The discrediting campaign focuses on two issues. The first is that of independent black agency in the form of separate black institutions. This issue is not debated in Cuba. It was debated at the end of the nineteenth and the beginning of the twentieth century, as Abdul Alkalimat observes (see “Black political organizations in Cuba” 4/18/2016). But it is by now a resolved issue, because the Cuban popular revolution accomplished the taking of power through a strategy of multiracial organizations (see “Black political organizations in Cuba” 4/18/2016). But one of the strengths of the Cuban Revolution is its ability to listen to the voices of the people. Accordingly, if this issue were to reemerge in the breast of the people, or of Afro-Cubans, the revolution would certainly seek to address it. It would do so in a form that would ensure the unity of the people, for it is widely believed in Cuba that the unity of the people is necessary for the continued survival of the revolution.
The second issue of the discrediting campaign is that of racial inequality, both income inequality and inequality in political power. In Cuba today, it is well-understood that socialism is a process, and its goals cannot be fully attained overnight. And there are some goals that are still not attained, fifty-seven years after the triumph of the revolution. No one in Cuba thinks that socialist Cuba is, or can be, heaven on earth.

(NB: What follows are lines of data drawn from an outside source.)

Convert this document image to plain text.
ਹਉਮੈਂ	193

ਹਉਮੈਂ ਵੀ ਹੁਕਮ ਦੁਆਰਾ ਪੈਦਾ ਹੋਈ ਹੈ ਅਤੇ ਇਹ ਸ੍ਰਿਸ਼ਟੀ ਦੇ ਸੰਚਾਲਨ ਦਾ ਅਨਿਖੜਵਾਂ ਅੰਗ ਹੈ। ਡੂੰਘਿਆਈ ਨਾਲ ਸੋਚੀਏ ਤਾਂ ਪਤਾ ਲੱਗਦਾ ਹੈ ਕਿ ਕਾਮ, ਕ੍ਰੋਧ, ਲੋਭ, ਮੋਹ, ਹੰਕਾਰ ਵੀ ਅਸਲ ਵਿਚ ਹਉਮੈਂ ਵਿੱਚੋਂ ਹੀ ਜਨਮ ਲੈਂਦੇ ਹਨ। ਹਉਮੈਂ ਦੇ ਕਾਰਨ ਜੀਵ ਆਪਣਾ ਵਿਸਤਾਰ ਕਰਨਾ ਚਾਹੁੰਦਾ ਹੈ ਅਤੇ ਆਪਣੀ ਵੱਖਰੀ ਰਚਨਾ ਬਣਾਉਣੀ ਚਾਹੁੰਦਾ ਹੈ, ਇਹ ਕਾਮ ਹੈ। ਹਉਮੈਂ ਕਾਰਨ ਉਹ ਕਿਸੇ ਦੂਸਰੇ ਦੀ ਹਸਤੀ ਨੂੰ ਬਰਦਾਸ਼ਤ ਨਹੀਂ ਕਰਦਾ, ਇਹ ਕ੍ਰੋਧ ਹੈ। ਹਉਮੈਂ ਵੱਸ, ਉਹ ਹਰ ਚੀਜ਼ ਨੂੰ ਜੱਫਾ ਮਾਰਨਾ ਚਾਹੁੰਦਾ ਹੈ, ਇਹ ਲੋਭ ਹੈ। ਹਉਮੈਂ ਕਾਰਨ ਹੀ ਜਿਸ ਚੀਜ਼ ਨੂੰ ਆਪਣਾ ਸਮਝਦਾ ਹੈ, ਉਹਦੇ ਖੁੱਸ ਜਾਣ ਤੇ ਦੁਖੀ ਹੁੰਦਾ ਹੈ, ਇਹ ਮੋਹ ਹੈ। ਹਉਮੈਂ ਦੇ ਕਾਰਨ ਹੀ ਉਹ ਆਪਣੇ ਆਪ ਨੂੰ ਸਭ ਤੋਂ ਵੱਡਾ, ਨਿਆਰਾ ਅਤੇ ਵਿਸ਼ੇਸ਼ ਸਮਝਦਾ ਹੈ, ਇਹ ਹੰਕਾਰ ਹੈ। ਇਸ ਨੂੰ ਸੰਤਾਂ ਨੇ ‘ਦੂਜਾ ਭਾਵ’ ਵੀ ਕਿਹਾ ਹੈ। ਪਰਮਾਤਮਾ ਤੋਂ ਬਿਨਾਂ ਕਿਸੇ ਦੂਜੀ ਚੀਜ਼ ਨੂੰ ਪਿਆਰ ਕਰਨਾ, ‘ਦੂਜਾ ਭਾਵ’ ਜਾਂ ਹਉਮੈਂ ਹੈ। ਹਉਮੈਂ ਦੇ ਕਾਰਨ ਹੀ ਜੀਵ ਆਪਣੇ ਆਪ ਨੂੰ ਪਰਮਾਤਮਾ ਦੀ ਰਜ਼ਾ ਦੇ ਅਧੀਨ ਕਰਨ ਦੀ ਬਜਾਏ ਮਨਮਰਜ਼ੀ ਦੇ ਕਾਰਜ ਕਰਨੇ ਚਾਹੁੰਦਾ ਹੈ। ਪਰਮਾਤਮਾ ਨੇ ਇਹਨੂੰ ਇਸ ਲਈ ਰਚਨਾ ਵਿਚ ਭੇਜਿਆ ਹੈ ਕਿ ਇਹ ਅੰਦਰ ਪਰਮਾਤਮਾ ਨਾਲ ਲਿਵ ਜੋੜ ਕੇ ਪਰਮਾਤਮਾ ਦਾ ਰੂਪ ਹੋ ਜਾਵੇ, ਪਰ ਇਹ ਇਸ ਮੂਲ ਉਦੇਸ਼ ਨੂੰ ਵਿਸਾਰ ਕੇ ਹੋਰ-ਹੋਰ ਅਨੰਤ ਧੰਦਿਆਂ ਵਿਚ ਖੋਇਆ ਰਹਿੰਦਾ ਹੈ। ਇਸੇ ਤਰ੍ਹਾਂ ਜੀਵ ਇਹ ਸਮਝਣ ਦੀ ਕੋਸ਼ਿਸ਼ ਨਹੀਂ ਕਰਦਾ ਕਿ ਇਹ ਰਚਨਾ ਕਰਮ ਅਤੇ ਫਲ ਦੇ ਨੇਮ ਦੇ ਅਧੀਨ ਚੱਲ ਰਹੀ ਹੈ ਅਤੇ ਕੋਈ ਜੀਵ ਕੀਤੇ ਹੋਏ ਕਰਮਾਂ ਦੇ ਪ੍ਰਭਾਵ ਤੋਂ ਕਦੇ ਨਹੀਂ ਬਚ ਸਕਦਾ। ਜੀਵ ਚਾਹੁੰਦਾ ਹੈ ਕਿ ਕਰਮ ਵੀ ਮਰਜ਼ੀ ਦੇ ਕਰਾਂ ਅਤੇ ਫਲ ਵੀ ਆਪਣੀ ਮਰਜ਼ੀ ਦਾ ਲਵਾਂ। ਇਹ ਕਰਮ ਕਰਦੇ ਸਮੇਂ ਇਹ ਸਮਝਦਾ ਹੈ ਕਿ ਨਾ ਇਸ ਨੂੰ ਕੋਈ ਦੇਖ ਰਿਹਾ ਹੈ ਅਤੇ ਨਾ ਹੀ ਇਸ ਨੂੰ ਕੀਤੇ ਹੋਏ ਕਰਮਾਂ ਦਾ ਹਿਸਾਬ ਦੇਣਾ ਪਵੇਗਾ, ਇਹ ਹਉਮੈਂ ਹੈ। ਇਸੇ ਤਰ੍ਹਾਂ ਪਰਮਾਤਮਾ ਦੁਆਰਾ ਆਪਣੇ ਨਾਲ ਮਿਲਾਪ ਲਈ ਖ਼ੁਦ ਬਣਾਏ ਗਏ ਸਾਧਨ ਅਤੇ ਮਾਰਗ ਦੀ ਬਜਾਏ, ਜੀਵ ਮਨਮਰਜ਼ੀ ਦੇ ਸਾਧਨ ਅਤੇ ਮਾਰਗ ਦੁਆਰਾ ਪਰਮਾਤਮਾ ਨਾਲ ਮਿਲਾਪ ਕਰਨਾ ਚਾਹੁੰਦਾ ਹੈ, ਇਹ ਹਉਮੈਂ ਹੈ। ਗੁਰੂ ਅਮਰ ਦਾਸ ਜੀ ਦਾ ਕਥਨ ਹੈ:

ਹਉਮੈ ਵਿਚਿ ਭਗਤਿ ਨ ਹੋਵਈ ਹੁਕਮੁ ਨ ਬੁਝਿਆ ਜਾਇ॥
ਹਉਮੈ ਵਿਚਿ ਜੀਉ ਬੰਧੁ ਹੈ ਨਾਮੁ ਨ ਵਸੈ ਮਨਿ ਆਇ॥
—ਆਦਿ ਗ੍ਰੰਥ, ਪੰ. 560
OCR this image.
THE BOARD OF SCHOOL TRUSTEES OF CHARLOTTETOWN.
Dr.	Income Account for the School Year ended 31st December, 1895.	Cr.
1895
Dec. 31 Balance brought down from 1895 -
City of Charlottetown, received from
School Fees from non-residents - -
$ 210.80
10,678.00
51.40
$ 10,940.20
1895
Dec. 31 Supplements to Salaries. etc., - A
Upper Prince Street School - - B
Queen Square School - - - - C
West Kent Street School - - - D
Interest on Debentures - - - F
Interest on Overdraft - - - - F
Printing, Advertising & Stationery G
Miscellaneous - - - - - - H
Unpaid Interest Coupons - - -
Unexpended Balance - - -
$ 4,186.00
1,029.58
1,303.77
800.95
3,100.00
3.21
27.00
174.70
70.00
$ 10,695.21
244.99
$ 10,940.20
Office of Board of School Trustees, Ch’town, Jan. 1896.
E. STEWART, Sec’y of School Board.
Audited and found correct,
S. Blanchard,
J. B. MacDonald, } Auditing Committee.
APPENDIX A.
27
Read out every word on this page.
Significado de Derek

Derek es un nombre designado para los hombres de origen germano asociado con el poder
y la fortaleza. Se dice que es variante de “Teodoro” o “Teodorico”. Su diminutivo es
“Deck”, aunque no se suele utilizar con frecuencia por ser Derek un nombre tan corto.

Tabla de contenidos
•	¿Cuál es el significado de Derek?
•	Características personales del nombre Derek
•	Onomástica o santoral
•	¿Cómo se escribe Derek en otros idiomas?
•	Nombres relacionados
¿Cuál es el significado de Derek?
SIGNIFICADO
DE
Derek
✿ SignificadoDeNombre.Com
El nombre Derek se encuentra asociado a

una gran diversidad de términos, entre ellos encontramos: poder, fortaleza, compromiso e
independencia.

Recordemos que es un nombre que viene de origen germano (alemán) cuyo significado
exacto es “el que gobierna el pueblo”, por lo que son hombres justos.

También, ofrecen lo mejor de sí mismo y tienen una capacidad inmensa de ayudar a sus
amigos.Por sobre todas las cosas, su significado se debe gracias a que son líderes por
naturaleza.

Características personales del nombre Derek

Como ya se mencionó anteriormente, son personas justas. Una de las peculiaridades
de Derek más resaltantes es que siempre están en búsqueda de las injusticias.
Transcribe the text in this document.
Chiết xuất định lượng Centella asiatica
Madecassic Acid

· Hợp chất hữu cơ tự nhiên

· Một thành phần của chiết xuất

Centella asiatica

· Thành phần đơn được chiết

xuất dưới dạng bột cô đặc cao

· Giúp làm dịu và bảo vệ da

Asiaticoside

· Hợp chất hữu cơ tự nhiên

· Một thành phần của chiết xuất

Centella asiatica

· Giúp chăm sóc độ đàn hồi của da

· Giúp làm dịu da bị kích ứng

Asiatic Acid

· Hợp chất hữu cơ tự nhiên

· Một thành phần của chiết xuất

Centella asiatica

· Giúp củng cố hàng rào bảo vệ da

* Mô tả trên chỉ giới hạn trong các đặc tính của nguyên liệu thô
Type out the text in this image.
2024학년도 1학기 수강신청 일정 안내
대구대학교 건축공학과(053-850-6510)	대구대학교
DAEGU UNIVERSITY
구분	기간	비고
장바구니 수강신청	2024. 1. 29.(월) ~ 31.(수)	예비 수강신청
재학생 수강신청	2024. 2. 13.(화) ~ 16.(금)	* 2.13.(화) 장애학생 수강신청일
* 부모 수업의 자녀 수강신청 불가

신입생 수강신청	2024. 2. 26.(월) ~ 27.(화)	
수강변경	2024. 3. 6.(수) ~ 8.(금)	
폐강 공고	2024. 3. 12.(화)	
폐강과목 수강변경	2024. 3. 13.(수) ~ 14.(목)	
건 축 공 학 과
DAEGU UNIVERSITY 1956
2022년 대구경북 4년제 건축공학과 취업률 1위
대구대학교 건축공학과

There can be no reasonable doubt that the Cuban Revolution has taken decisive steps in support of the rights of Afro-Cubans. The education of each Cuban child proceeds on basis of equal funding for all, regardless of race, class or gender; regardless of which urban neighborhood the child lives in; or whether he or she lives in the city or the country. The historic invidious distinction between private and public education was abolished when the revolutionary government nationalized the Catholic schools, overwhelmingly white upper and middle class, and incorporated them into the public school system. Moreover, the difference that exists in the United States between poorly funded central city schools and suburban schools with higher tax bases does not exist in socialist Cuba. I repeat, the Cuban revolution invests the same amount in the education of every Cuban child, from pre-school day care center to university graduate programs. In addition, its system of education at the higher levels is integrally connected to structures of employment, so that as young Cubans earn diplomas and degrees, they can proceed to translate their education into professions and occupations. And since 1959, there has been a full-fledged campaign calling upon employment without racial or gender discrimination. No one thinks that old prejudices have completely disappeared, so this may not be fully realized in practice. But to the extent that discrimination occurs, it is not systemic.
With respect to home ownership, the revolution nationalized privately-owned income-generating buildings and converted renters into property owners, allowing payments for the property at low prices and low rates of interest and with favorable terms. Today, more than 90% of Cubans are home owners. Some enemies of the revolution have tried to make an issue of the fact that, until recently, Cubans were prohibited from buying and selling property, omitting that most Cubans were homeowners as a result of a home distribution program, and the program was not undertaken with the intention that the beneficiaries sell the properties, thus facilitating the accumulation of property by a few.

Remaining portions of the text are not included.